Sketchbook

Flowers
Tilt-a-whirlus

I was so happy to be learning how to clean my images digitally, I drunkenly made these backrounds Old Possum Pink.

Flapsimum


Immolium Narcissum


Immolium Phalanges


Prayer Tassel Lily

Ok, that's gray.
Collaboration

The mere thought of it makes an artist queasy.
Yet I believe it holds the key to unshackling Art in our minds.
The artist, continually falling in love with his own paint strokes, goes through great pains to appear nonchalant in his application. In reality, every daub is one step closer to the inevitable immobilization when there is nowhere to paint that won't destroy himself. He thoroughly binds his heart to the painting until it is all his. Nobody will love the painting like he does. He is staking his claim to Art. But Art is a spirit and not a painting. Art is not confined to our fantasies nor subject to our arrogant materializations. Art lays hold on us. Art takes us out on a limb in the nude while we sing what has never been sung before. And then we puff out our chests and say "I sang something new, I have the Art" Art just left, and all we need now is a small boy pointing "he doesn't have any clothes on!" This strong desire to possess Art blinds us from seeing her as a person.

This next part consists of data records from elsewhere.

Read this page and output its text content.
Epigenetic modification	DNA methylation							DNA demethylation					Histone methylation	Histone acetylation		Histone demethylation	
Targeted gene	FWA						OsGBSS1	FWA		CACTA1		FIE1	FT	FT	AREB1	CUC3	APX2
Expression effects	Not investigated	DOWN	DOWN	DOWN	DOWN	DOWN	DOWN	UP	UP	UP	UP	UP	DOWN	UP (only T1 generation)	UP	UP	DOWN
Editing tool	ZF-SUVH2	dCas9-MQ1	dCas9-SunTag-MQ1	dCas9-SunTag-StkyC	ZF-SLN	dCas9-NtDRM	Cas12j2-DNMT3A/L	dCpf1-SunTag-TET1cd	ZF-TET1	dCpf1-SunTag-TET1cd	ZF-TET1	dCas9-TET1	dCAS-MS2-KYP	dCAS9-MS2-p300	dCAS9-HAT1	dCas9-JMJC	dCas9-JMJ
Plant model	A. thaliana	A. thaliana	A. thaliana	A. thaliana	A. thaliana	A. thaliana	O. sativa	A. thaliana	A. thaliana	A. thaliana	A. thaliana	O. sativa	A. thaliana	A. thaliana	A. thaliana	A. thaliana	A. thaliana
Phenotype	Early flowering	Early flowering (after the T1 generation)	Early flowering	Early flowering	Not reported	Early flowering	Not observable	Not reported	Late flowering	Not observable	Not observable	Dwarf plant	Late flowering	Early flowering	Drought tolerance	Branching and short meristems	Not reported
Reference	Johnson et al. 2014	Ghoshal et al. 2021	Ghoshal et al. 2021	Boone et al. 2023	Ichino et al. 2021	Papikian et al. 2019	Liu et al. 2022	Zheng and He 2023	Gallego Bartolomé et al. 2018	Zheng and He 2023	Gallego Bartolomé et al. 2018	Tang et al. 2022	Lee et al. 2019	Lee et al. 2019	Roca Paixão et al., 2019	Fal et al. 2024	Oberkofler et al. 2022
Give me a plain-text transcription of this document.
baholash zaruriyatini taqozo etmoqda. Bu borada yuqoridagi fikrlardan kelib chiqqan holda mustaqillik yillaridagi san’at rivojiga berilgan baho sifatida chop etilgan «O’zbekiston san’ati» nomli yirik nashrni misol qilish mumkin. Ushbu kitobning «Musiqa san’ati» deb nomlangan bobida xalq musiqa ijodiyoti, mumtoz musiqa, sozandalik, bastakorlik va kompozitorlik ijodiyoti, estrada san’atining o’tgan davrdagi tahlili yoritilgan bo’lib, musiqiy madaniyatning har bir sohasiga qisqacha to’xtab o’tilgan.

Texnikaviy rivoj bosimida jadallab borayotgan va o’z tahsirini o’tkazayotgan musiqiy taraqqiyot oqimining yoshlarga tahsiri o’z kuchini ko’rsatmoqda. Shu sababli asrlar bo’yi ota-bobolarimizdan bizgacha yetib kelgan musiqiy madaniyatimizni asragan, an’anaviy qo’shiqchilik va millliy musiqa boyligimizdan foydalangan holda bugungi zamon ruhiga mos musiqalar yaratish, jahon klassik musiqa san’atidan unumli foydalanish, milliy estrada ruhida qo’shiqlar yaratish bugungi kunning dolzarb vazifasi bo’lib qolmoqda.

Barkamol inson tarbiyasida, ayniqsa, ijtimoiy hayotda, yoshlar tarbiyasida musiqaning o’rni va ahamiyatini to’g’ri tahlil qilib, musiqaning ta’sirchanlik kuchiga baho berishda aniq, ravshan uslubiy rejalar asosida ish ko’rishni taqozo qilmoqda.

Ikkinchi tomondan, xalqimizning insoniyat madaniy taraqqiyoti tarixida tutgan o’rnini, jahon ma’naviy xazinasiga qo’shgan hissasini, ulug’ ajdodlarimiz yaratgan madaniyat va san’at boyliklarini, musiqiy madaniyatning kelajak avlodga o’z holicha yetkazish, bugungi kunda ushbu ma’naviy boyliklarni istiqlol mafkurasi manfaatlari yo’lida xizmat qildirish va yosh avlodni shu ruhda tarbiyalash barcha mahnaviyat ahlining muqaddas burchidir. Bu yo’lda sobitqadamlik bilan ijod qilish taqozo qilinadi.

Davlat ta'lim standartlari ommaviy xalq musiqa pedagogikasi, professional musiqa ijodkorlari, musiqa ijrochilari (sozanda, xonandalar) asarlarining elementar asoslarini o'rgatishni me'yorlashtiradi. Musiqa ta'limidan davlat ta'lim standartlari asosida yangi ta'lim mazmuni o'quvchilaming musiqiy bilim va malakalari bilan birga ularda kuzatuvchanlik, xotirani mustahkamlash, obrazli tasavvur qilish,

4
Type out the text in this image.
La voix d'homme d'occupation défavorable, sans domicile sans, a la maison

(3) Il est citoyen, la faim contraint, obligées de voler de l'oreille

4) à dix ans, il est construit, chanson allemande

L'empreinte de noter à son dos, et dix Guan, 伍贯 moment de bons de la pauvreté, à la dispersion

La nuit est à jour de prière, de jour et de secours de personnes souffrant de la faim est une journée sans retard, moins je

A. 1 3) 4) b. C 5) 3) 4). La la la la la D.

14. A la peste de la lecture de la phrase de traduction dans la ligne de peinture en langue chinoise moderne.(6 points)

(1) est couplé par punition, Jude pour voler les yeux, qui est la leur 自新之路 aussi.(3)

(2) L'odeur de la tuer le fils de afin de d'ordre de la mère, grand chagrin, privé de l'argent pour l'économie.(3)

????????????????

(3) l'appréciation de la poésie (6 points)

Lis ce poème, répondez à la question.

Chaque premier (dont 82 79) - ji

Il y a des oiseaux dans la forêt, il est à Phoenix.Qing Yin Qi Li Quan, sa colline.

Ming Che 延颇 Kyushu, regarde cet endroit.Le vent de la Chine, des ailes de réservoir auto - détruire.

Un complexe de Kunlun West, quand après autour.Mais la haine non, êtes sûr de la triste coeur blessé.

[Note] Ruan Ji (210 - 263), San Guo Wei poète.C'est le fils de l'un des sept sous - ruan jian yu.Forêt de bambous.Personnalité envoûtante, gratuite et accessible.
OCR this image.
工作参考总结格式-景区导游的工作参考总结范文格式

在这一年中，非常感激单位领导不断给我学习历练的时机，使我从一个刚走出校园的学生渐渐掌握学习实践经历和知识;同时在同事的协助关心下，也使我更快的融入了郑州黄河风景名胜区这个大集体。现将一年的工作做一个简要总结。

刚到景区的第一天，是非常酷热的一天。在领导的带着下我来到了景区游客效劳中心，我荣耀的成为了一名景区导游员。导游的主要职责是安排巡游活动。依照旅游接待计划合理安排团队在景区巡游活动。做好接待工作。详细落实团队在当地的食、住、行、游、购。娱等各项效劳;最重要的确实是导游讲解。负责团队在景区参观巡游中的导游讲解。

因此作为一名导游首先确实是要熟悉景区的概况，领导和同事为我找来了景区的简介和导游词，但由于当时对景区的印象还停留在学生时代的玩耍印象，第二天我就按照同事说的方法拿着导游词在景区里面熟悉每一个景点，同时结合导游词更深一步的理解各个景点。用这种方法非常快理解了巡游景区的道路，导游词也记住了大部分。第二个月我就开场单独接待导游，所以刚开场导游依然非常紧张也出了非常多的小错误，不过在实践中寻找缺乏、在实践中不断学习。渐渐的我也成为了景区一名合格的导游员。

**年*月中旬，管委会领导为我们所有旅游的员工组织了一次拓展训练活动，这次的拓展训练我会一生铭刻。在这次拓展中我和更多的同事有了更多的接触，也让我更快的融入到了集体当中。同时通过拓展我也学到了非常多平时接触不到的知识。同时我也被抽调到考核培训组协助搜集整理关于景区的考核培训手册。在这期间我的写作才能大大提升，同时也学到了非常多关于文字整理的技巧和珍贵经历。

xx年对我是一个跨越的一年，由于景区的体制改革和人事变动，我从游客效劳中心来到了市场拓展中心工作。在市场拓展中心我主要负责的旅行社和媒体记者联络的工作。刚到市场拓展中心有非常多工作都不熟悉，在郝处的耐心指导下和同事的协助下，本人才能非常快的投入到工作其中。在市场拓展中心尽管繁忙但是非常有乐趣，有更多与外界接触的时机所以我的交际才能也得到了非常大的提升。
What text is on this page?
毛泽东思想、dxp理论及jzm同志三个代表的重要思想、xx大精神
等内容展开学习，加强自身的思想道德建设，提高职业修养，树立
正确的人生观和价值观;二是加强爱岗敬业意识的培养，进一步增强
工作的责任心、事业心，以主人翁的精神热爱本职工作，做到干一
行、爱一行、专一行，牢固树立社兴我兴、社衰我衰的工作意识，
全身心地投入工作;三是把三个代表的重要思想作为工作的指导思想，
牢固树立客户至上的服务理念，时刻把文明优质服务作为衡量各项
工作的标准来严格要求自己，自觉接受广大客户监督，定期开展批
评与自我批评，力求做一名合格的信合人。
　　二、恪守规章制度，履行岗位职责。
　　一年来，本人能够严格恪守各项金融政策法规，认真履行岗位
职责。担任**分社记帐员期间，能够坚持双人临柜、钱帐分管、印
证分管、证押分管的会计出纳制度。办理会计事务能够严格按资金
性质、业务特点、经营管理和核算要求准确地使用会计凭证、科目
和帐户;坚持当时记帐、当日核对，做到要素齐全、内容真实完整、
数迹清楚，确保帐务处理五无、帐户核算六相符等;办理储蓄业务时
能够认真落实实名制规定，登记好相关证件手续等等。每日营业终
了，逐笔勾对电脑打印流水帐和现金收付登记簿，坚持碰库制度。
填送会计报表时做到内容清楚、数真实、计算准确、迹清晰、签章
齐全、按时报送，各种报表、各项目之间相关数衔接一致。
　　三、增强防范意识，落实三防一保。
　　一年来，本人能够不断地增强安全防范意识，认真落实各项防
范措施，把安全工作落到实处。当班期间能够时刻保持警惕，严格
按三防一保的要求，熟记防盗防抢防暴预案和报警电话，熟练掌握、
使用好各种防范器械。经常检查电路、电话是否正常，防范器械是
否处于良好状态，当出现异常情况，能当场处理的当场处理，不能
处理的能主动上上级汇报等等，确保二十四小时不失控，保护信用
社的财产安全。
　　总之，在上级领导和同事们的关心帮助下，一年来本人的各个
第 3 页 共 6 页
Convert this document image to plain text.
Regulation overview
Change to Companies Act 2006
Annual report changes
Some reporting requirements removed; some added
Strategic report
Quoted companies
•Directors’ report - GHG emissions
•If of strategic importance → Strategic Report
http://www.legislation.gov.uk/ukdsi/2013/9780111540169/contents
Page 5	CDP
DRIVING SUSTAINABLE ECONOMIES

The same way we forget the earth is conscious. I suggest that the desires of Art herself have not been addressed and our aim is to work with her in order to discover them. This is the first collaboration.


Julian 5

In The Garden

This painting was composed from scratch. Literally. I started smearing paint around with no preconcieved notion as to what I was doing and after 400 hours I had this. The photograph has eliminated most of the texture and is no comparison to seeing it in person. This was sold to my friend K in 1997 for far too little and is possibly the most finished piece I have made. K keeps it behind his bookshelf because he says it scares him. Whatever. I'm going to buy it back. I have one painting in the works that will double the stakes with over 800 hours, thicker paint, and far more intensity. It's the one called Doug's Painting, which was started before this one, and is the one about which professor Donald Kunz told me "It's like you're trying to play all the instruments at once." In The Garden was started directly after that and finished 3 years later. If I've ever made a painting that was touching something new, this is the one.